Чтение онлайн

на главную

Жанры

Газета Завтра 864 (23 2010)
Шрифт:

Глазунов — фигура, стоящая над правыми и над левыми. Он художник сущности, которая при педантично-академическом взгляде может быть даже не усмотрена. Перелистывая на днях альбом Глазунова, я ещё раз прочувствовал изумительно тонкую его внутреннюю черту — жалость! Жалость как синоним сострадания и любви. Любви к Родине, что невозможно сымитировать, сыграть на публику. И только поражаешься, как, проходя через все эти толковища, суждения и мнения века сего, он может эту сокровенную свою черту развивать и усиливать.

Его обычно определяют как эдакого классика-традиционалиста. На мой взгляд, Глазунов высшей степени авангардный художник. На раннем своём этапе в силу обстоятельств и возможностей общаться с Западом, он почувствовал и прочувствовал множество веяний и влияний, вплоть до поп-арта. Он — и только он в России! — художник "прямого действия". Он апеллирует ни к коллегам, ни к Академии — он обращается к самым широким слоям общества. В этом его сила, он это рано в себе почувствовал и старается эту свою главную черту, этот свой дар умело эксплуатировать.

Его стилистика вырастает из "Крика" Мунка. На примере этой картины видно, как идет сосредоточение на больших планах-пятнах. Картина "Раскулачивание" произвела на меня впечатление просветлённости.

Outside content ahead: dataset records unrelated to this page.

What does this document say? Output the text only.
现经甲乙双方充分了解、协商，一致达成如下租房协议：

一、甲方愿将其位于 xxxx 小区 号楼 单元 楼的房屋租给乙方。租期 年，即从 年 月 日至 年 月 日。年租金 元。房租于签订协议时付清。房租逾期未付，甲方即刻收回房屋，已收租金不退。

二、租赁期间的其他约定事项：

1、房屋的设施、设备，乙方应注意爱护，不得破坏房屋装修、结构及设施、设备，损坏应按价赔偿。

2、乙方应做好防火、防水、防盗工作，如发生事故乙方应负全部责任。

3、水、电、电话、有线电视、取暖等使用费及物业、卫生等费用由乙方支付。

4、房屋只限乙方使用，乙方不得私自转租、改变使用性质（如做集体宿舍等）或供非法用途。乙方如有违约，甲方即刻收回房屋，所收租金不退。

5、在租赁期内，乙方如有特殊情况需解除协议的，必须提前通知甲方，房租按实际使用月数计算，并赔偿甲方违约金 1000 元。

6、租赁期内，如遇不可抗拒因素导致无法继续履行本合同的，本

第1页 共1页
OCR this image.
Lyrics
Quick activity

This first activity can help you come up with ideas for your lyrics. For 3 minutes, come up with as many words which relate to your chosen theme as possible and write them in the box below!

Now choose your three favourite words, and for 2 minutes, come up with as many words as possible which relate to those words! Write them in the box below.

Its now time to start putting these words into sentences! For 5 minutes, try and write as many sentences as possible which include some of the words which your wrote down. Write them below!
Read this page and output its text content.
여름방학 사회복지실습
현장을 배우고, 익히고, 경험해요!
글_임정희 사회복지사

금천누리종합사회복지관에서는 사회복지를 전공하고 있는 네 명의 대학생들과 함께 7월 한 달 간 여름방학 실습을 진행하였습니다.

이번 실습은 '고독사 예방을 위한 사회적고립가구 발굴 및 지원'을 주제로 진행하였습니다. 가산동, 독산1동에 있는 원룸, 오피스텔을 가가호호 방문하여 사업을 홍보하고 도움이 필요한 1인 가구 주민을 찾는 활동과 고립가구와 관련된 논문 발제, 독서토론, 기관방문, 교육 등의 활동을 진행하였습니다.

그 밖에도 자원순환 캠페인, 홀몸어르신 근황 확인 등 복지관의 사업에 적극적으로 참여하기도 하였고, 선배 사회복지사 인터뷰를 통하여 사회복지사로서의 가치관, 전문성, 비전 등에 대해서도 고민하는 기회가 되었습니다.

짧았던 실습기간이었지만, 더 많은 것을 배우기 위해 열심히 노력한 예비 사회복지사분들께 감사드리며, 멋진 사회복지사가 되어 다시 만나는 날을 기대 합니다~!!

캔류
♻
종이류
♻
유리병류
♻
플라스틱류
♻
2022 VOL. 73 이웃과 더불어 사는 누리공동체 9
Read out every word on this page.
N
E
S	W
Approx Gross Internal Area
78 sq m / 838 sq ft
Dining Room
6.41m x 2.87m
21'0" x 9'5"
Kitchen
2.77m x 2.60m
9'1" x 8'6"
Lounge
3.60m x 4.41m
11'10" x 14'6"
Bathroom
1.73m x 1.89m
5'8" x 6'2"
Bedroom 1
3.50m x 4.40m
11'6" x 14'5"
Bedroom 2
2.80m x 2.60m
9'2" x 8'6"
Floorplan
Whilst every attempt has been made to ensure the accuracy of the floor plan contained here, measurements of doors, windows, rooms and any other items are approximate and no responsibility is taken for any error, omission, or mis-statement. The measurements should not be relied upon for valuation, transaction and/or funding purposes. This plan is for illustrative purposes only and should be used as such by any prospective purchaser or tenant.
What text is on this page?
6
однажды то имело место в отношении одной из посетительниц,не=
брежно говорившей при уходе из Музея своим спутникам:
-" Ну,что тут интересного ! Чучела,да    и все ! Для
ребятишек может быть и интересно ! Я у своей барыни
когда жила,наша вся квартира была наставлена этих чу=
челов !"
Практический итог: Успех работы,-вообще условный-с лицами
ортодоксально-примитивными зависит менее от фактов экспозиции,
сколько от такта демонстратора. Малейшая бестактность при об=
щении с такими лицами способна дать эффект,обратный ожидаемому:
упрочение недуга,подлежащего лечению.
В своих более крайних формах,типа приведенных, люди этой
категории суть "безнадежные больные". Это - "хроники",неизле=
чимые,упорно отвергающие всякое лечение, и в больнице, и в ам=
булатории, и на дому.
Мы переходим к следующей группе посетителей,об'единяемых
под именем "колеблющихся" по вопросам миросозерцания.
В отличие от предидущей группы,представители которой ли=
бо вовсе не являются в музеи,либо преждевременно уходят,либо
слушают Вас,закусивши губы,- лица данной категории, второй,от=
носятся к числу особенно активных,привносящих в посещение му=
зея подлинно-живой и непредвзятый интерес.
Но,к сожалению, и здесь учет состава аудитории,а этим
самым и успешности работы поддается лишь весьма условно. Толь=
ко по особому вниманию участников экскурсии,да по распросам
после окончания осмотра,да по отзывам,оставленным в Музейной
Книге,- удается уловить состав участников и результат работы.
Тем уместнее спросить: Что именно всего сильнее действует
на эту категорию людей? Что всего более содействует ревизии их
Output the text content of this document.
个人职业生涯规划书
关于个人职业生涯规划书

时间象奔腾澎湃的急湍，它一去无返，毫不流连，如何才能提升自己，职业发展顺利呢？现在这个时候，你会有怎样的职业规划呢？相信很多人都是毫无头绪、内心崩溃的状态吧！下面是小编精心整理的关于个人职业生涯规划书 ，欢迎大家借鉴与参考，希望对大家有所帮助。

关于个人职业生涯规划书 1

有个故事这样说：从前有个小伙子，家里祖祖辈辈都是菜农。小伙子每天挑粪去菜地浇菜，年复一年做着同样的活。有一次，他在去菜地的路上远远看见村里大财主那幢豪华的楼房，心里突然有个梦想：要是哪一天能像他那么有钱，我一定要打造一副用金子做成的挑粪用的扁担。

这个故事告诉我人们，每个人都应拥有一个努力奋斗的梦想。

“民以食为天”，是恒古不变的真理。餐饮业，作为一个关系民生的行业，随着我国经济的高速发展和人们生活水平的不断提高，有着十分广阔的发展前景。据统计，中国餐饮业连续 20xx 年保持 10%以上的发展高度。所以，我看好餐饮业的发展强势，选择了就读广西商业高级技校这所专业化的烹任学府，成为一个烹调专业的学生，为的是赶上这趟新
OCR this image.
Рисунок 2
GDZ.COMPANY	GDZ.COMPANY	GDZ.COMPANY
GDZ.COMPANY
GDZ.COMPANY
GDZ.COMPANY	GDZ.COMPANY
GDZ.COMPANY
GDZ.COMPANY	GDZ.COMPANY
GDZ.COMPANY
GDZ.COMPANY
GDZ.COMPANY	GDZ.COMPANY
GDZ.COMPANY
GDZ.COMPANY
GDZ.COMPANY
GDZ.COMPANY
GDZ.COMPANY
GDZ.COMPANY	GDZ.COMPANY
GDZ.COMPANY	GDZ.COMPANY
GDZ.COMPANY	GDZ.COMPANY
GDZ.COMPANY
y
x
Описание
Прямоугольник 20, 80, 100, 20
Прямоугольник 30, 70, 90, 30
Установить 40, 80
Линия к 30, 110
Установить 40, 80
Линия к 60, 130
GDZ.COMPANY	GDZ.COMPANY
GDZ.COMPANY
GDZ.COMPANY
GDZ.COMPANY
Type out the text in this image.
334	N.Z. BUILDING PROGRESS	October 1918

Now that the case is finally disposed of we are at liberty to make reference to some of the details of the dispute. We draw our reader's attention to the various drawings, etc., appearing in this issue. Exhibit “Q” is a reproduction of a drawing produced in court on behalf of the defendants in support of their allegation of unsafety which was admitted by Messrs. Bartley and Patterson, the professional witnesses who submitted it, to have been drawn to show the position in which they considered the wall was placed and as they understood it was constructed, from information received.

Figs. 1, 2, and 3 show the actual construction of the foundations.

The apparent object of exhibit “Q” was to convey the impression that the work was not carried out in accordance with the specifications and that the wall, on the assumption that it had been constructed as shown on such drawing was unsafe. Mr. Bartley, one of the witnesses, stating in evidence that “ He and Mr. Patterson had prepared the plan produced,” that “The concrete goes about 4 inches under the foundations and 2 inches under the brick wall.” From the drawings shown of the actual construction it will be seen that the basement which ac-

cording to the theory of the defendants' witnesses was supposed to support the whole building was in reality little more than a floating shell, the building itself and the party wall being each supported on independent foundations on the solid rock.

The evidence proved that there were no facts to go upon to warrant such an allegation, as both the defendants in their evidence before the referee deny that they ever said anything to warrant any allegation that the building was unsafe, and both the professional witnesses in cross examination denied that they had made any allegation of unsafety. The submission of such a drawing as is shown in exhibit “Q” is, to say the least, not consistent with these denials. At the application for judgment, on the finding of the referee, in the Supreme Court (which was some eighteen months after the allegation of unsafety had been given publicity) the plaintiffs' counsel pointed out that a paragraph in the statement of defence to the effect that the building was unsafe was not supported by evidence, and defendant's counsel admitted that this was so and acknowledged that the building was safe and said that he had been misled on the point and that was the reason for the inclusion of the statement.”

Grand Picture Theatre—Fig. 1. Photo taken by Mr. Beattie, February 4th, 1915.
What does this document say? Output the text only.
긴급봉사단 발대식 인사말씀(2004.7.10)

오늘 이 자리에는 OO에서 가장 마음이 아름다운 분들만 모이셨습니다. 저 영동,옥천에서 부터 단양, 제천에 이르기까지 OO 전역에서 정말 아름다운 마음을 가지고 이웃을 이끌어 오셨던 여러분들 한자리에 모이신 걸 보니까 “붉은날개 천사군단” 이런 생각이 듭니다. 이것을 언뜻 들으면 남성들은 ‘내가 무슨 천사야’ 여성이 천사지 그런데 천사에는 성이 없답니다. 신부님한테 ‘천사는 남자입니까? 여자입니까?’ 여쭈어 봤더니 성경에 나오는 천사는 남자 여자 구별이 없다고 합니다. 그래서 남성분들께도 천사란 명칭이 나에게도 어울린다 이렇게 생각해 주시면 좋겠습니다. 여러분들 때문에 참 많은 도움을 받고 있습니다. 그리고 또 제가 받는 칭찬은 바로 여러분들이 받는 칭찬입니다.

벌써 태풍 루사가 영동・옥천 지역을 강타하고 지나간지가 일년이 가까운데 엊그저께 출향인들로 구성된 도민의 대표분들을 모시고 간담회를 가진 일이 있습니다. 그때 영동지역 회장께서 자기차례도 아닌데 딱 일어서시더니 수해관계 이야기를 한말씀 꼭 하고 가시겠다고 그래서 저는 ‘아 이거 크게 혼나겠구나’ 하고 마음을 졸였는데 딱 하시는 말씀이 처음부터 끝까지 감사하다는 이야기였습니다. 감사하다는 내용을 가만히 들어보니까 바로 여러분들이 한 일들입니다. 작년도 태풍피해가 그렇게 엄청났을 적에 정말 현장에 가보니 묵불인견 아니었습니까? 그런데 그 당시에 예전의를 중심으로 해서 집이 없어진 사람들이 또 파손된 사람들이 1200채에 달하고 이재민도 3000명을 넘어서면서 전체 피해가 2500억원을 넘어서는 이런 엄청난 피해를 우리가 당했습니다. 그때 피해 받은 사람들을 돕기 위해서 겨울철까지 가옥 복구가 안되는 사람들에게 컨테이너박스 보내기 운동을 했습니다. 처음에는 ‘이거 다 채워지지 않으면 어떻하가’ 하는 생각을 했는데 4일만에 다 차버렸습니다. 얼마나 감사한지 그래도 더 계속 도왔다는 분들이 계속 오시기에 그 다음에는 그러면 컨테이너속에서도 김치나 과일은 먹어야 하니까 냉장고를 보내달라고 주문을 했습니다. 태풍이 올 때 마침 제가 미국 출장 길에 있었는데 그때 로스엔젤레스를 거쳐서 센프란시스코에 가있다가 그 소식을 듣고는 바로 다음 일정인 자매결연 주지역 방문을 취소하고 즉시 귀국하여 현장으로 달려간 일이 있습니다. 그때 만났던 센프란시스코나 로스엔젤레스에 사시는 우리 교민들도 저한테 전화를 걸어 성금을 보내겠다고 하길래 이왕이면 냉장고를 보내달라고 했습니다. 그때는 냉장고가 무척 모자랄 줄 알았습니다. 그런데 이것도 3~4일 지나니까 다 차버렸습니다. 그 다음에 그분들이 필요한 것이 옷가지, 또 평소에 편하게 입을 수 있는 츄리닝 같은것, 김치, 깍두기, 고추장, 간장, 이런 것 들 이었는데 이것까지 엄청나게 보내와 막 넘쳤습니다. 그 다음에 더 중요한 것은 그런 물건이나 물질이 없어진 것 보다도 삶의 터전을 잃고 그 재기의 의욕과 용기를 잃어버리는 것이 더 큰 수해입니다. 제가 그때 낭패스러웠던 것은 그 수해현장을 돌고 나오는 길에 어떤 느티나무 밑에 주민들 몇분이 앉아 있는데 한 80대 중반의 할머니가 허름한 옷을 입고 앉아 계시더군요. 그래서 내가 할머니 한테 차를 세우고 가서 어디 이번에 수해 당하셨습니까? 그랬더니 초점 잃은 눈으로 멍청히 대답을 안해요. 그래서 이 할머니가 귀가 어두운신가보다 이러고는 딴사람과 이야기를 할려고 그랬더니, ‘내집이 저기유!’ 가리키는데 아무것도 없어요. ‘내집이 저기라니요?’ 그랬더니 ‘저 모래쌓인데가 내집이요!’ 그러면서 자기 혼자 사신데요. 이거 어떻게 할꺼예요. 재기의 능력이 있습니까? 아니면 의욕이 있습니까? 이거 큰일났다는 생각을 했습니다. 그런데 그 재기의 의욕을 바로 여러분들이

Несмотря на жёсткость текста, здесь больше наслаждения цветом, пространством, нежели муки, обличения. Политически, внутренне Глазунов болеет душой за крестьянина-единоличника. Это соответствует его настроениям — он сам во всем единоличник! Подобно крестьянину, который работает напрямую с землёй, с природой, Глазунов работает с историей, с большим телом эпохи. Он — сказитель, эпический рассказчик, художник больших тем.

Андрей ФУРСОВ:

КоллективизациЯ — а именно её изобразил на своей очередной типовой картине-паззле Илья Глазунов — это одна из трагедий русской истории, последний акт Большой Смуты 1860-1920-х годов, и, что ещё важнее, гражданской войны. Обычно пишут о том, что режим таким образом решал зашедшую в тупик проблему товарообмена между городом и деревней, который он не смог организовать экономическими методами, о задаче ликвидации властью массового слоя частных собственников общества, построенном на отрицании частной собственности, о неприязни режима к крестьянству как отсталой и серой массе, о том, что в коллективизацию жестоко ломали деревню, часто вырывая из неё лучших работников, не желавших, задрав штаны, бегать в одном строю с деревенскими лоботрясами и пьяницами. Всё это так, но это лишь самый поверхностный уровень. Это одна правда, причём самый видимый её слой. Но есть и другая — правда не краткосрочной конъюнктуры, а долгосрочной истории, правда не отдельного слоя (класса), а социального, государственного целого. Собственно, трагедии в истории и происходят, когда сталкиваются, сшибаются стороны, у каждой из которых — своя правда. Ещё более трагично то, что историческую, целостную правду нередко персонифицируют мерзавцы — это отдельный вопрос, который здесь не место разбирать.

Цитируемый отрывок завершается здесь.